While the Economic Freedom Fighters (EFF) significantly increased their vote share – from 6.35% to 10.80% – the Democratic Alliance’s vote share also decreased, from 22.23% to 20.77%. The Inkatha Freedom Party (from 2.40% to 3.38%) and the Freedom Front Plus (from 0.9% to 2.38%) also made significant gains.

500 political parties

South Africa’s Electoral Commission has registered more than 500 political parties, including 17 in the past three months, and independent political analyst Sandile Swana said opposition party fragmentation would not be a factor in the next elections. He predicted the ANC could lose Gauteng and KwaZulu-Natal (KZN).

“Whether the opposition is fragmented or not, the ANC is already falling below 50% and we are heading towards a coalition government,” Swana said.

READ ALSO : Elections 2024: ANC factional divisions laid bare on Ramaphosa grounds

“There will no longer be one dominant party in power, but smaller parties working together in a government of national unity.

“The 2024 elections will see a reconfiguration of South African politics, as seen in the Joburg metro, where a mayor emerges from a smaller party. »

The ANC has lost its position

The ANC, he said, “has lost its prominent position in the country’s electoral landscape”.

“After the 2021 local elections, we now know that voters no longer see the need to keep the ANC in power – certainly not in Gauteng and KZN.

READ ALSO : 2024 election: Ace’s ACT, the ANC’s great rival

“The ANC has already lost the Western Cape, will lose Gauteng and is facing defeat in KZN because voters no longer believe that the solutions for South Africa come only from the ruling party.

“Even for those who believe in liberation politics, the new home of liberation politics has now become the EFF.

“The emergence of Ace Magashule’s African Congress for Transformation (ACT) poses a danger to the ANC in the Free State,” he said.

“If Magashule decides to launch a formidable attack on the ANC in the Free State, and the EFF’s Julius Malema does the same, the ruling party will be in big trouble.”

READ ALSO : 2024 elections: ANC uses anti-corruption efforts as ploy to win

Regarding the fragmentation of opposition parties, Swana said: “Our proportional representation system favors the emergence of small parties – part of our constitutional architecture, allowing every opinion to be represented in parliament and provincial legislatures. »

Voter apathy

Roland Henwood, a professor of political science at the University of Pretoria, said that while there was no indication of the strength of the ACT, “it could be another party dominated and focused on the personality “.

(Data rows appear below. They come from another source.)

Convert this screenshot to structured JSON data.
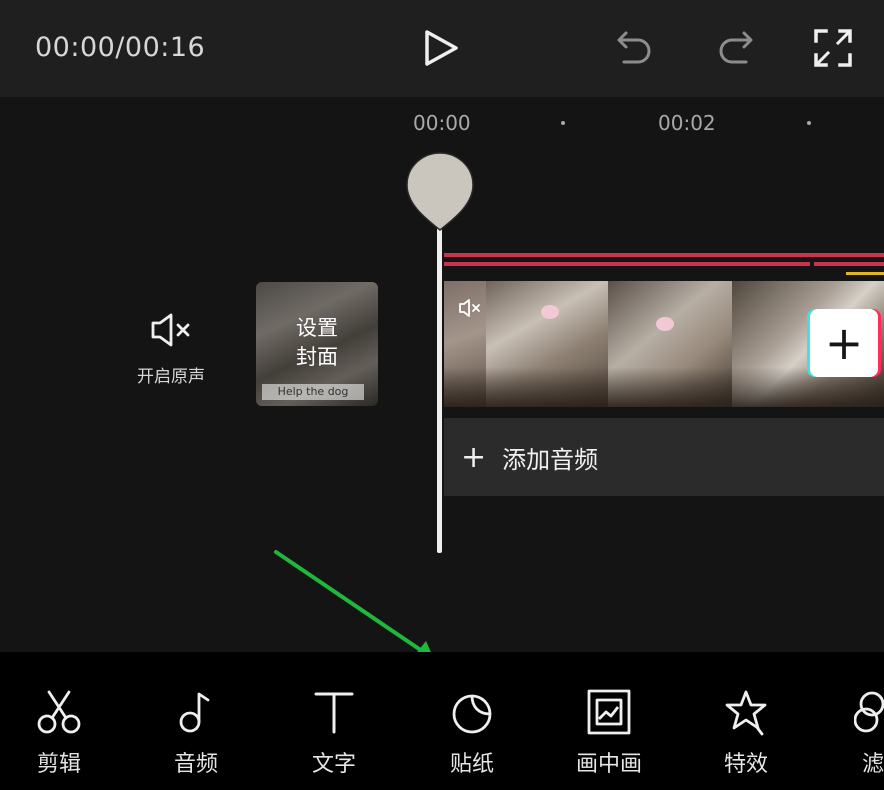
{
  "header": {
    "time": "00:00/00:16",
    "play_icon": "play-icon",
    "undo_icon": "undo-icon",
    "redo_icon": "redo-icon",
    "fullscreen_icon": "fullscreen-icon"
  },
  "ruler": {
    "ticks": [
      "00:00",
      "00:02"
    ]
  },
  "track": {
    "mute_label": "开启原声",
    "cover_line1": "设置",
    "cover_line2": "封面",
    "cover_caption": "Help the dog",
    "add_clip": "+",
    "add_audio_plus": "+",
    "add_audio_label": "添加音频"
  },
  "toolbar": {
    "items": [
      {
        "label": "剪辑",
        "icon": "scissors-icon"
      },
      {
        "label": "音频",
        "icon": "music-note-icon"
      },
      {
        "label": "文字",
        "icon": "text-icon"
      },
      {
        "label": "贴纸",
        "icon": "sticker-icon"
      },
      {
        "label": "画中画",
        "icon": "picture-in-picture-icon"
      },
      {
        "label": "特效",
        "icon": "star-effect-icon"
      },
      {
        "label": "滤",
        "icon": "filter-icon"
      }
    ]
  },
  "colors": {
    "accent_arrow": "#1fb83a",
    "track_red": "#c8344f",
    "track_yellow": "#e0b526"
  }
}
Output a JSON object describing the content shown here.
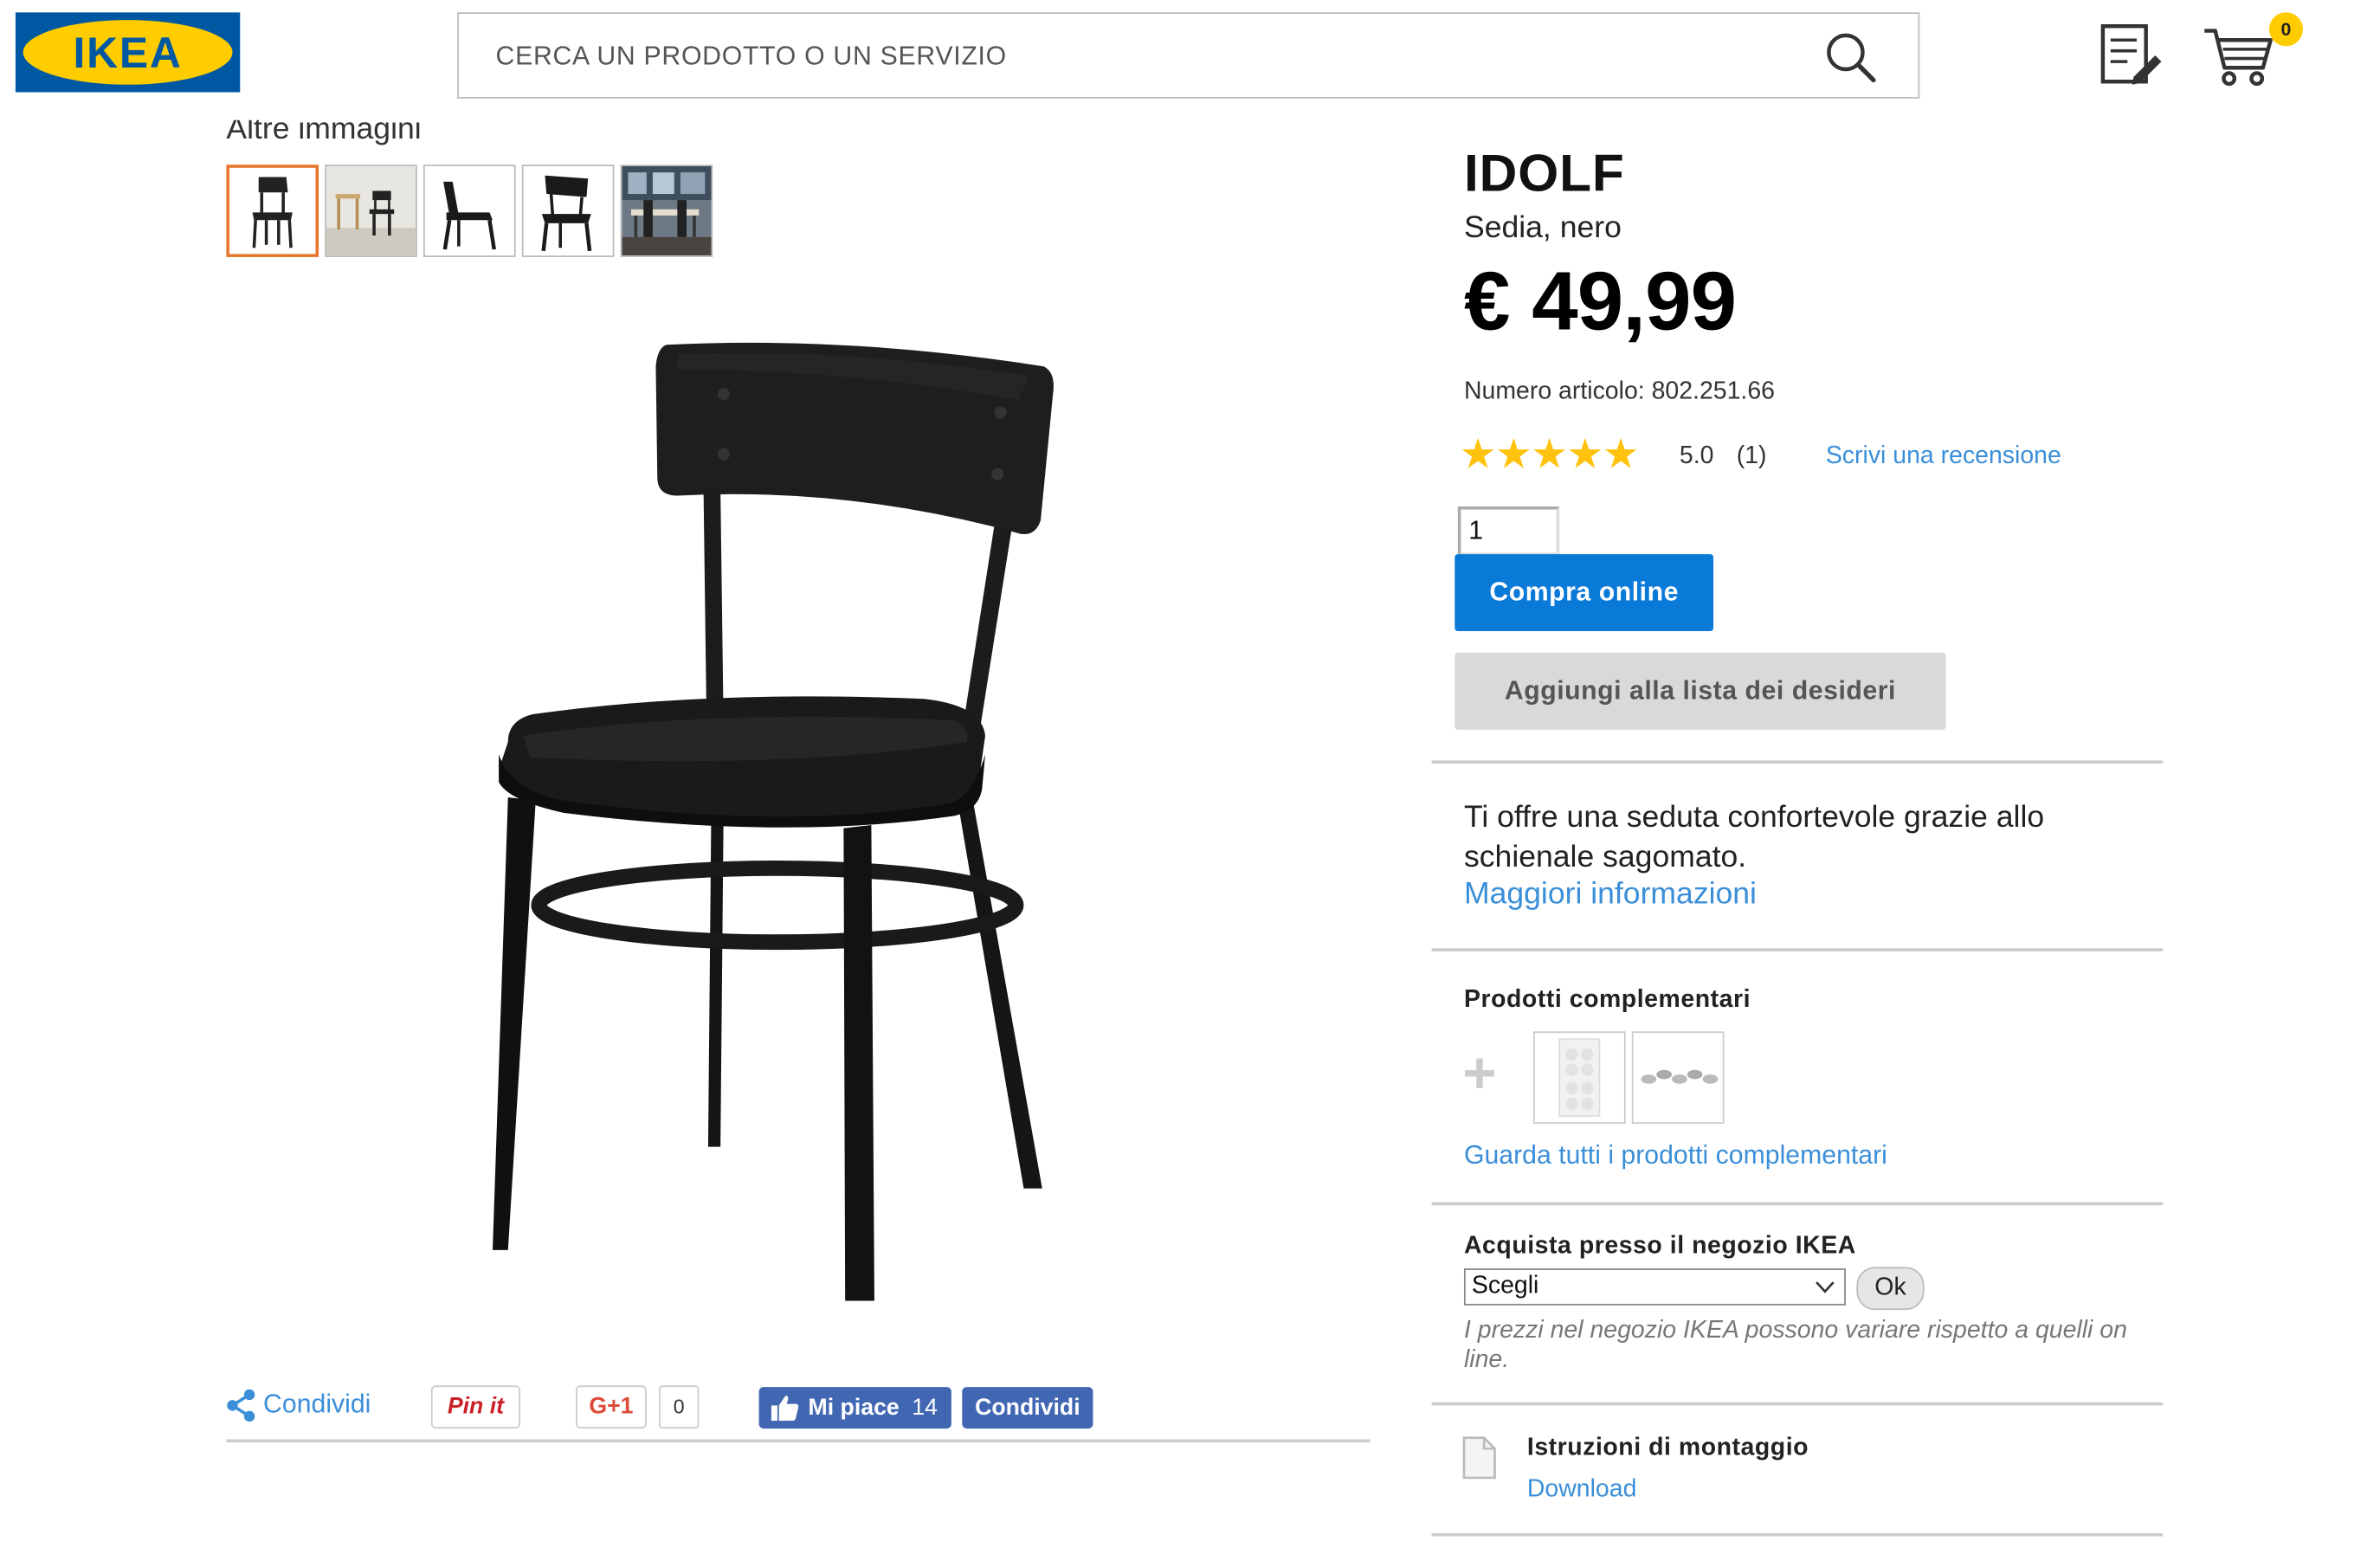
{
  "header": {
    "logo_text": "IKEA",
    "search_placeholder": "CERCA UN PRODOTTO O UN SERVIZIO",
    "cart_count": "0"
  },
  "gallery": {
    "label": "Altre immagini",
    "thumbnails": [
      "chair-front",
      "chair-with-table",
      "chair-side",
      "chair-three-quarter",
      "dining-room"
    ]
  },
  "product": {
    "name": "IDOLF",
    "type": "Sedia, nero",
    "price": "€ 49,99",
    "article": "Numero articolo: 802.251.66",
    "stars": "★★★★★",
    "rating": "5.0",
    "rating_count": "(1)",
    "write_review": "Scrivi una recensione",
    "quantity": "1",
    "buy_label": "Compra online",
    "wishlist_label": "Aggiungi alla lista dei desideri",
    "description": "Ti offre una seduta confortevole grazie allo schienale sagomato.",
    "more_info": "Maggiori informazioni"
  },
  "complementary": {
    "title": "Prodotti complementari",
    "see_all": "Guarda tutti i prodotti complementari"
  },
  "store": {
    "title": "Acquista presso il negozio IKEA",
    "select_value": "Scegli",
    "ok_label": "Ok",
    "note": "I prezzi nel negozio IKEA possono variare rispetto a quelli on line."
  },
  "assembly": {
    "title": "Istruzioni di montaggio",
    "download": "Download"
  },
  "share": {
    "share_label": "Condividi",
    "pin_label": "Pin it",
    "gplus_label": "G+1",
    "gplus_count": "0",
    "fb_like_label": "Mi piace",
    "fb_like_count": "14",
    "fb_share_label": "Condividi"
  },
  "colors": {
    "link": "#3b8fd8",
    "primary_button": "#0a7ad9",
    "ikea_blue": "#0058a3",
    "ikea_yellow": "#ffcc00",
    "selected_thumb_border": "#e8772d",
    "star": "#ffc20e"
  }
}
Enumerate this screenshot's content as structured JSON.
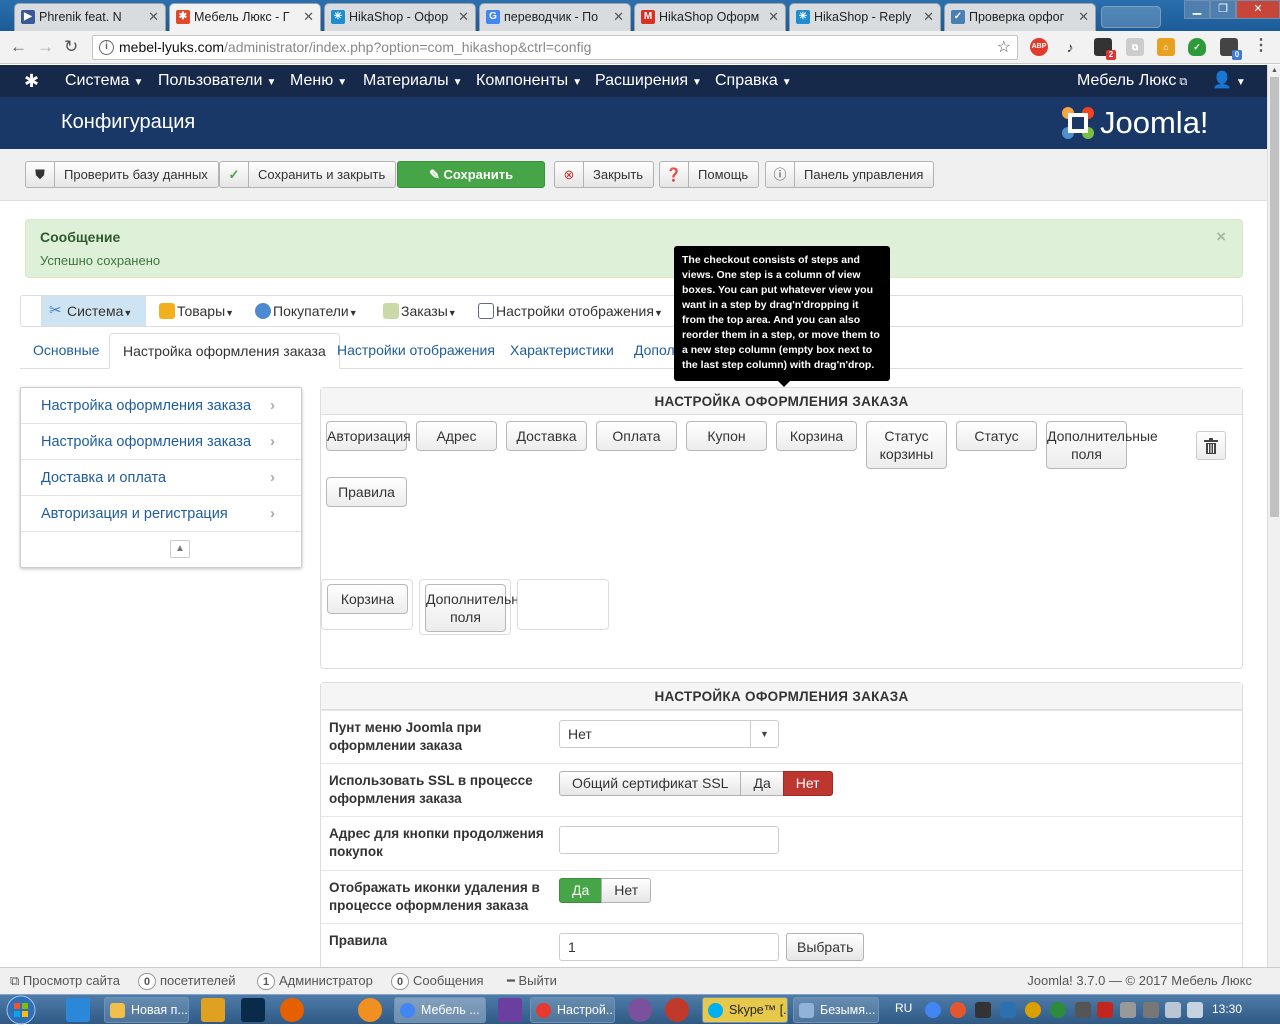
{
  "browser": {
    "tabs": [
      {
        "label": "Phrenik feat. N",
        "icon_color": "#3b5998"
      },
      {
        "label": "Мебель Люкс - Г",
        "icon_color": "#e04a28"
      },
      {
        "label": "HikaShop - Офор",
        "icon_color": "#1e8ccf"
      },
      {
        "label": "переводчик - По",
        "icon_color": "#4285f4"
      },
      {
        "label": "HikaShop Оформ",
        "icon_color": "#d93025"
      },
      {
        "label": "HikaShop - Reply",
        "icon_color": "#1e8ccf"
      },
      {
        "label": "Проверка орфог",
        "icon_color": "#4a7fb5"
      }
    ],
    "url_host": "mebel-lyuks.com",
    "url_path": "/administrator/index.php?option=com_hikashop&ctrl=config",
    "ext_badge_1": "2",
    "ext_badge_2": "0"
  },
  "joomla_nav": {
    "items": [
      "Система",
      "Пользователи",
      "Меню",
      "Материалы",
      "Компоненты",
      "Расширения",
      "Справка"
    ],
    "site_name": "Мебель Люкс"
  },
  "header": {
    "title": "Конфигурация",
    "logo_text": "Joomla!"
  },
  "toolbar": {
    "check_db": "Проверить базу данных",
    "save_close": "Сохранить и закрыть",
    "save": "Сохранить",
    "close": "Закрыть",
    "help": "Помощь",
    "control_panel": "Панель управления"
  },
  "message": {
    "heading": "Сообщение",
    "body": "Успешно сохранено"
  },
  "hika_menu": {
    "items": [
      "Система",
      "Товары",
      "Покупатели",
      "Заказы",
      "Настройки отображения"
    ],
    "active": "Система"
  },
  "subtabs": {
    "items": [
      "Основные",
      "Настройка оформления заказа",
      "Настройки отображения",
      "Характеристики",
      "Дополн"
    ],
    "active": "Настройка оформления заказа"
  },
  "sidebar": {
    "items": [
      "Настройка оформления заказа",
      "Настройка оформления заказа",
      "Доставка и оплата",
      "Авторизация и регистрация"
    ]
  },
  "tooltip": {
    "text": "The checkout consists of steps and views. One step is a column of view boxes. You can put whatever view you want in a step by drag'n'dropping it from the top area. And you can also reorder them in a step, or move them to a new step column (empty box next to the last step column) with drag'n'drop."
  },
  "workflow_panel": {
    "title": "НАСТРОЙКА ОФОРМЛЕНИЯ ЗАКАЗА",
    "views": [
      "Авторизация",
      "Адрес",
      "Доставка",
      "Оплата",
      "Купон",
      "Корзина",
      "Статус корзины",
      "Статус",
      "Дополнительные поля",
      "Правила"
    ],
    "step1": [
      "Корзина"
    ],
    "step2": [
      "Дополнительные поля"
    ]
  },
  "settings_panel": {
    "title": "НАСТРОЙКА ОФОРМЛЕНИЯ ЗАКАЗА",
    "menu_label": "Пунт меню Joomla при оформлении заказа",
    "menu_value": "Нет",
    "ssl_label": "Использовать SSL в процессе оформления заказа",
    "ssl_options": [
      "Общий сертификат SSL",
      "Да",
      "Нет"
    ],
    "ssl_selected": "Нет",
    "continue_label": "Адрес для кнопки продолжения покупок",
    "continue_value": "",
    "delete_icons_label": "Отображать иконки удаления в процессе оформления заказа",
    "delete_icons_options": [
      "Да",
      "Нет"
    ],
    "delete_icons_selected": "Да",
    "rules_label": "Правила",
    "rules_value": "1",
    "rules_button": "Выбрать"
  },
  "statusbar": {
    "view_site": "Просмотр сайта",
    "visitors_count": "0",
    "visitors_label": "посетителей",
    "admins_count": "1",
    "admins_label": "Администратор",
    "messages_count": "0",
    "messages_label": "Сообщения",
    "logout": "Выйти",
    "version": "Joomla! 3.7.0 — © 2017 Мебель Люкс"
  },
  "taskbar": {
    "items": [
      "Новая п...",
      "Мебель ...",
      "Настрой...",
      "Skype™ [...",
      "Безымя..."
    ],
    "lang": "RU",
    "time": "13:30"
  }
}
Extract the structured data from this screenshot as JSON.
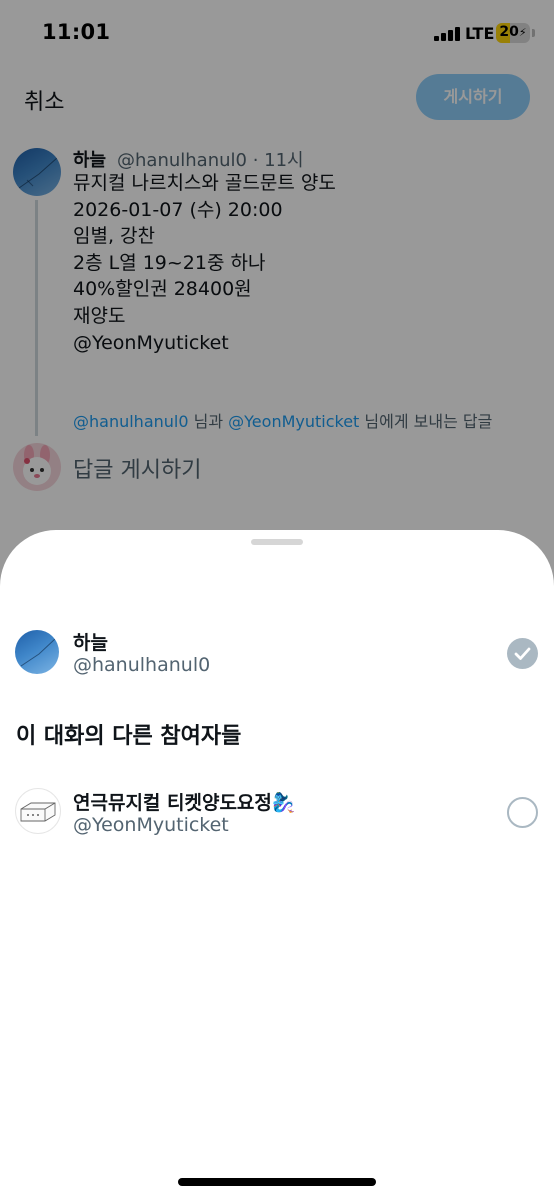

He said voter apathy was likely to be “a key factor in the polls and would have a significant impact on the major parties, if turnout is low”. Fragmentation, which he describes as “a global trend,” will continue.

READ ALSO : ANC grapples with immigration dilemma as elections approach

“Some could attract enough voters to gain seats in parliament and possibly influence the formation of a coalition, if that happens,” Henwood said.

Daryl Swanepoel, chief executive of the Inclusive Society Institute, said a failure to resolve the Eskom crisis would impact voter turnout, with 45% of the electorate not going to polling stations.